Пари должно считаться несостоявшимся, если жена явится только к похоронам джентльмена.
— Прибавлю десять фунтов!.. — процедил старый, плотный заводчик из Бирмингама с румяным, добродушным лицом, обращаясь к соседу, как только что Неволин вошел в столовую.
— All right![2] — невозмутимо ответил молодой человек, совсем еще юноша, в смокинге и цветном жилете, с подозрительными красными пятнами на своем красивом, нежном и белом безбородом лице, не поворачивая шеи, которую подпирали высокие и туго накрахмаленные воротники.
— Шансы на моей стороне, милорд!
— Еще пять дней! — упорно прошептал юноша.
— Боюсь только, как бы пари не состоялось.
Красавец-юноша промолвил себе под нос:
— Держу двадцать пять, что состоится. Он пять дней продержится.

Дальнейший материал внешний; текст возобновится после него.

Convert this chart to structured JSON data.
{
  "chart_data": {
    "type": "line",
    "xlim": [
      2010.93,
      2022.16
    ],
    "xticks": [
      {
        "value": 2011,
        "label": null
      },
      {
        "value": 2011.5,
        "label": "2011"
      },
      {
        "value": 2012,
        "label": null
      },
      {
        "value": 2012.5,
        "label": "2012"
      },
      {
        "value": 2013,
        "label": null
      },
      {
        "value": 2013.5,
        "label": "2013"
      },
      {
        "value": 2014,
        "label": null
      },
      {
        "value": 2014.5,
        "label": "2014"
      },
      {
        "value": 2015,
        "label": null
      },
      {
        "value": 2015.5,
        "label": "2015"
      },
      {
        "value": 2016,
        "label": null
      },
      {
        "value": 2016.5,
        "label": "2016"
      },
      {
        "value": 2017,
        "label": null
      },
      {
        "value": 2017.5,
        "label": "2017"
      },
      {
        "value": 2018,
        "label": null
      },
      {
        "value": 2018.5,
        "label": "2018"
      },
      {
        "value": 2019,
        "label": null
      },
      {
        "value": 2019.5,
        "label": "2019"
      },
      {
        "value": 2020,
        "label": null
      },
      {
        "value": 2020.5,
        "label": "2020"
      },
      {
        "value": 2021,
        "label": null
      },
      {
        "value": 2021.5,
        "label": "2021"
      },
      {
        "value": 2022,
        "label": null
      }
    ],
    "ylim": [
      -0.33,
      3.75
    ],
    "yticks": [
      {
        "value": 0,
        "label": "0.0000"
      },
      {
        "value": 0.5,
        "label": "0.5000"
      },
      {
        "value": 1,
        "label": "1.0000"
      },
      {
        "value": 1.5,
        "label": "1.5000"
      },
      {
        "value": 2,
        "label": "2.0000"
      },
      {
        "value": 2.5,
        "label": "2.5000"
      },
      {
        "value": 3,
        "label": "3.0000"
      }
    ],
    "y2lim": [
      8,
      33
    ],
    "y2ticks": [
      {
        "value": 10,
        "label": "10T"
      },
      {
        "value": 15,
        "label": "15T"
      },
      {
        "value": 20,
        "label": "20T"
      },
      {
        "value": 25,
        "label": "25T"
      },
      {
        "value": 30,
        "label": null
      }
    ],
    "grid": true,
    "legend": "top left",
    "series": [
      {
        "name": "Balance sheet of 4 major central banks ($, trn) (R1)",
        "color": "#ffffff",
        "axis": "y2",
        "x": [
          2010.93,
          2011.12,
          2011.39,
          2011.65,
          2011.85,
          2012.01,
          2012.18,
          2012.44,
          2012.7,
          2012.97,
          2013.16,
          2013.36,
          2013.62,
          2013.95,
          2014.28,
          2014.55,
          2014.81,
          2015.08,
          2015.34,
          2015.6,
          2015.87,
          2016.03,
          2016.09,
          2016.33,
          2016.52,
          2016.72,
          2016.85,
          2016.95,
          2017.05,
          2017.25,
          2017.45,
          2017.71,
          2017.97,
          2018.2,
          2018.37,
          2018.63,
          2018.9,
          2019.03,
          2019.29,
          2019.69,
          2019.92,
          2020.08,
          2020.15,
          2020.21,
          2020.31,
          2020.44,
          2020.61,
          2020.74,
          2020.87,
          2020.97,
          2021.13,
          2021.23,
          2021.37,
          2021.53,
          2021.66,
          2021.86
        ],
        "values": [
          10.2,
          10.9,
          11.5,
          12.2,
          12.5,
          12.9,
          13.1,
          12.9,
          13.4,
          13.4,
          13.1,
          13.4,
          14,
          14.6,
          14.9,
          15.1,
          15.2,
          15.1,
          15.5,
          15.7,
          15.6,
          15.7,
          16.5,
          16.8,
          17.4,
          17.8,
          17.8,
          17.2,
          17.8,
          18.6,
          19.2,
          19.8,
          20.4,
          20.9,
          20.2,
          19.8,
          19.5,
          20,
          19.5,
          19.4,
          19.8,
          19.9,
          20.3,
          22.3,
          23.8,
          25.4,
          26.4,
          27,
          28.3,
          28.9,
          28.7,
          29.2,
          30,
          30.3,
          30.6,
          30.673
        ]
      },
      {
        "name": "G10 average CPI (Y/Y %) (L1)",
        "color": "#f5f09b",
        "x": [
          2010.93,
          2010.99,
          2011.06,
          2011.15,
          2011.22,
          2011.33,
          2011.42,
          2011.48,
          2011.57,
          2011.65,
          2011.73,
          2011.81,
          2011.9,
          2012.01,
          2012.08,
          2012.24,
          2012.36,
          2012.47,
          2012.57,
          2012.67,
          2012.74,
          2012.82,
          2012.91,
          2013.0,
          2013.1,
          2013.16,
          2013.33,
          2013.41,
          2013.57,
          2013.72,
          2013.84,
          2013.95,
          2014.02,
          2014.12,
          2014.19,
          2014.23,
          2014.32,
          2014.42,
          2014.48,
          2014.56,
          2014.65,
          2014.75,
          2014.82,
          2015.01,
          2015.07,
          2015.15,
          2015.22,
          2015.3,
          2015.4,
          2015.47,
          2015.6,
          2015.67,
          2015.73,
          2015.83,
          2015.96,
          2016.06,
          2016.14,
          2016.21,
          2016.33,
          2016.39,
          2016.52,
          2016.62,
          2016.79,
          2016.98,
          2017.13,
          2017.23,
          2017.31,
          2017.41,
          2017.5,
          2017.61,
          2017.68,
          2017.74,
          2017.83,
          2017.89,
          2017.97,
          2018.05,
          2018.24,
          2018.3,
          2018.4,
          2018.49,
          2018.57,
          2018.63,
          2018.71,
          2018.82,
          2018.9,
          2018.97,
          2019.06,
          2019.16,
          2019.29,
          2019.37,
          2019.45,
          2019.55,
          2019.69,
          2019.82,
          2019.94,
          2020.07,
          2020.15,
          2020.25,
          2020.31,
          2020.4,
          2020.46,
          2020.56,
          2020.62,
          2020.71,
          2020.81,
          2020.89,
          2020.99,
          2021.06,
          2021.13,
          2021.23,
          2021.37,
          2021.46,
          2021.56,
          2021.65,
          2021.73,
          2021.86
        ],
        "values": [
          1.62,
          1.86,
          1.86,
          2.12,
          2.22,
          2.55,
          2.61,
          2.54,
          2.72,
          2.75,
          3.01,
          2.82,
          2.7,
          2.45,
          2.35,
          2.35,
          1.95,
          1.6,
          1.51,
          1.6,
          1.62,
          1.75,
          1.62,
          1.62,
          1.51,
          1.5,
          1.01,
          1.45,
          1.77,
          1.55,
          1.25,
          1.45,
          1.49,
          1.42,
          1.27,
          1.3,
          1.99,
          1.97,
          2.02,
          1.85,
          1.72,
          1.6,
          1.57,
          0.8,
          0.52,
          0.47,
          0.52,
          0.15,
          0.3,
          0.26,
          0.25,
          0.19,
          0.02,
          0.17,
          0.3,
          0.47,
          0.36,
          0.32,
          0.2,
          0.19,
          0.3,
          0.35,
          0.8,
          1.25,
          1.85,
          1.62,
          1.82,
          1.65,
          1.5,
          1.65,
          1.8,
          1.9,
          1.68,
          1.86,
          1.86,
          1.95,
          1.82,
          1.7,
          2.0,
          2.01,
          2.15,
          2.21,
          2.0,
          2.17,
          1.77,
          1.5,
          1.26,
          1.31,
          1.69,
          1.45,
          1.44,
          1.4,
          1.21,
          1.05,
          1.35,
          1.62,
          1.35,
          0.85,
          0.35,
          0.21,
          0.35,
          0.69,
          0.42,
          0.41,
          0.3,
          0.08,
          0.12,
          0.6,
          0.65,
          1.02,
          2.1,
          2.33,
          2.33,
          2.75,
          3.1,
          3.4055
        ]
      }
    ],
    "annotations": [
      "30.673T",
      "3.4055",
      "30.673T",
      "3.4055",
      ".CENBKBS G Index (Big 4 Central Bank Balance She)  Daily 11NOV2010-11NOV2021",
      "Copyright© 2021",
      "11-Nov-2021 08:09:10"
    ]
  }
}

Молодчина!
— Идет…
Чопорная, строгая, полная англичанка лет под сорок, с ослепительно белыми «лошадиными» зубами выдающейся челюсти, затянутая до того, что грудь, казалось, разорвет ажурную ткань лифа, — с взбитыми кудряшками, прикрывающими лоб, и с выхоленными крупными руками, унизанными блестящими кольцами, корректно подавила громкий вздох при виде Неволина.
— Невоспитанная и неприличная женщина! — безапелляционно чуть слышно промолвила англичанка.
Ее соседка, молоденькая рыжеволосая мисс, с изящно-тонкими красивыми чертами бледного лица, невольно чарующая своей простотой и спокойной независимостью, мягко и совсем тихо сказала:
— Вы несправедливы, тетя. Верно, есть уважительные причины, если леди не едет.
— Не может быть причин, Маб. Англичанки их не знают, когда надо исполнять свой долг, Маб!
— Лучше после обеда поспорим. Не правда ли, тетя?
И рыжеволосая девушка бросила взгляд на русского, чтоб убедиться, не мог ли он догадаться о том, что говорят.
Неволин не расслышал слов и не мог бы их понять. Разумеется, он и не подозревал, что о приезде жены и об его близкой смерти держат пари.
Он сел на конце стола, ближе к выходу, около единственного соотечественника в пансионе, писателя Ракитина, пожилого, видного блондина в хорошо сшитом темно-синем вестоне, ловко сидевшем на его барской, слегка располневшей фигуре, с кудреватыми светло-русыми волосами, красиво-небрежно зачесанными назад, и с подстриженной небольшой бородкой, подернутой сединой.
Неволин нередко рассказывал Ракитину о своей болезни, о скором приезде жены, о своих светлых надеждах, но чаще всего должен был лишь подавать реплики, слушая нового своего знакомого.
Ракитин любил говорить и любил, чтоб ему благоговейно внимали — и особенно женщины, не старее сорока лет и не оскорбляющие его эстетического, довольно изощренного вкуса — и чтобы не забывали — и еще лучше, если показывали ему — что он умный и талантливый писатель Ракитин и очень интересный еще мужчина, несмотря на его пятьдесят два года, для удобства, впрочем, сокращенные им до сорока восьми, тем более, что моложавость его не давала повода к сомнениям.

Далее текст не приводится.